Dada la evidente falta de garantías en la sala de instrucción de la corte suprema, el presidente Uribe tomó la decisión de retirar las denuncias que, a través de su abogado Abelardo De La Espriella, había presentado en contra de algunos congresistas de la extrema izquierda que en su momento lo habían injuriado y calumniado.

Efectivamente, se trata del desestimiento de 6 denuncias que en su momento fueron impetradas por De La Espriella en representación del presidente Uribe, a través de las que se buscaba que la Corte impusiera las respectivas sanciones penales por los delitos de Injuria, fraude a resolución judicial y calumnia.
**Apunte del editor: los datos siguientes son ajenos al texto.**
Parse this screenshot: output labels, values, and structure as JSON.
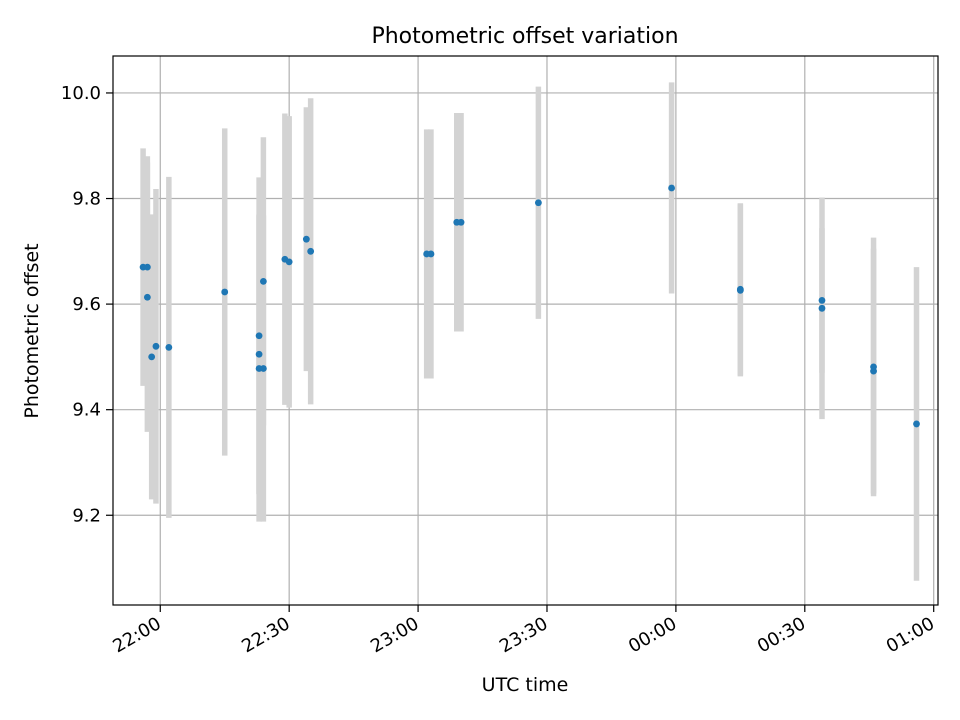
{
  "chart_data": {
    "type": "scatter",
    "title": "Photometric offset variation",
    "xlabel": "UTC time",
    "ylabel": "Photometric offset",
    "grid": true,
    "x_unit": "UTC time (HH:MM)",
    "xlim": [
      "21:49",
      "01:01"
    ],
    "ylim": [
      9.03,
      10.07
    ],
    "x_ticks": [
      "22:00",
      "22:30",
      "23:00",
      "23:30",
      "00:00",
      "00:30",
      "01:00"
    ],
    "y_ticks": [
      "9.2",
      "9.4",
      "9.6",
      "9.8",
      "10.0"
    ],
    "marker_color": "#1f77b4",
    "errorbar_color": "#d3d3d3",
    "points": [
      {
        "x": "21:56",
        "y": 9.67,
        "yerr": 0.225
      },
      {
        "x": "21:57",
        "y": 9.67,
        "yerr": 0.21
      },
      {
        "x": "21:57",
        "y": 9.613,
        "yerr": 0.255
      },
      {
        "x": "21:58",
        "y": 9.5,
        "yerr": 0.27
      },
      {
        "x": "21:59",
        "y": 9.52,
        "yerr": 0.298
      },
      {
        "x": "22:02",
        "y": 9.518,
        "yerr": 0.323
      },
      {
        "x": "22:15",
        "y": 9.623,
        "yerr": 0.31
      },
      {
        "x": "22:23",
        "y": 9.54,
        "yerr": 0.3
      },
      {
        "x": "22:23",
        "y": 9.505,
        "yerr": 0.265
      },
      {
        "x": "22:23",
        "y": 9.478,
        "yerr": 0.29
      },
      {
        "x": "22:24",
        "y": 9.478,
        "yerr": 0.29
      },
      {
        "x": "22:24",
        "y": 9.643,
        "yerr": 0.273
      },
      {
        "x": "22:29",
        "y": 9.685,
        "yerr": 0.276
      },
      {
        "x": "22:30",
        "y": 9.68,
        "yerr": 0.276
      },
      {
        "x": "22:34",
        "y": 9.723,
        "yerr": 0.25
      },
      {
        "x": "22:35",
        "y": 9.7,
        "yerr": 0.29
      },
      {
        "x": "23:02",
        "y": 9.695,
        "yerr": 0.236
      },
      {
        "x": "23:03",
        "y": 9.695,
        "yerr": 0.236
      },
      {
        "x": "23:09",
        "y": 9.755,
        "yerr": 0.207
      },
      {
        "x": "23:10",
        "y": 9.755,
        "yerr": 0.207
      },
      {
        "x": "23:28",
        "y": 9.792,
        "yerr": 0.22
      },
      {
        "x": "23:59",
        "y": 9.82,
        "yerr": 0.2
      },
      {
        "x": "00:15",
        "y": 9.628,
        "yerr": 0.163
      },
      {
        "x": "00:15",
        "y": 9.626,
        "yerr": 0.163
      },
      {
        "x": "00:34",
        "y": 9.607,
        "yerr": 0.137
      },
      {
        "x": "00:34",
        "y": 9.592,
        "yerr": 0.21
      },
      {
        "x": "00:46",
        "y": 9.473,
        "yerr": 0.232
      },
      {
        "x": "00:46",
        "y": 9.481,
        "yerr": 0.245
      },
      {
        "x": "00:56",
        "y": 9.373,
        "yerr": 0.297
      }
    ]
  }
}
Hizo bien el presidente Uribe al desistir, pues las denuncias en cuestión no solo no iban a prosperar, sino que se arriesgaba a que le hicieran un montaje similar al que estructuró Barceló, cuando ilegalmente convirtió al exmandatario en victimario con ocasión de las pruebas que él mismo presentó en contra de alias ‘Don Iván’.

Es evidente el sesgo y el nivel de corrupción de algunos magistrados de la sala de instrucción, empezando por el cuestionado Cesar Augusto Reyes Medina a quien Santos compró a través del nauseabundo contrato de los $600 millones que surgió en las últimas horas. 

Los hechos sobrevinientes aclaran drásticamente el escenario. Desde la semana pasada, cuando el país empezó a conocer la totalidad del expediente del caso Uribe, por cuenta de la publicación que del mismo ha hecho la directora de ‘Semana’, Vicky Dávila, se han descubierto infinidad de irregularidades en la investigación y el sesgo de la misma, permitiendo concluir que todo el proceso ha sido, en la práctica, una trampa con el propósito de encarcelar al expresidente de la República. 

La decisión del presidente Uribe es perfectamente coherente. Él, que fue secuestrado por la sala de instrucción, que resolvió no presentar recurso ninguno frente a la ilegal medida de aseguramiento que fue despachada en su contra teniendo en consideración el sesgo politiquero de sus verdugos, tiene toda la razón cuando decide retirar los procesos presentados en contra de sus calumniadores. 

En diálogo con este portal, el apoderado del presidente Uribe, Abelardo De La Espriella, aseguró que “no tiene ningún sentido continuar con esas denuncias, dado que el presidente Uribe no cuenta con garantías frente a esa sala especial de instrucción que, en este caso particular, no opera como un cuerpo que imparte justicia, sino como un elemento de confrontación política. Ellos no proceden con fundamento en las normas legales, sino impulsados por sus preferencias ideológicas”.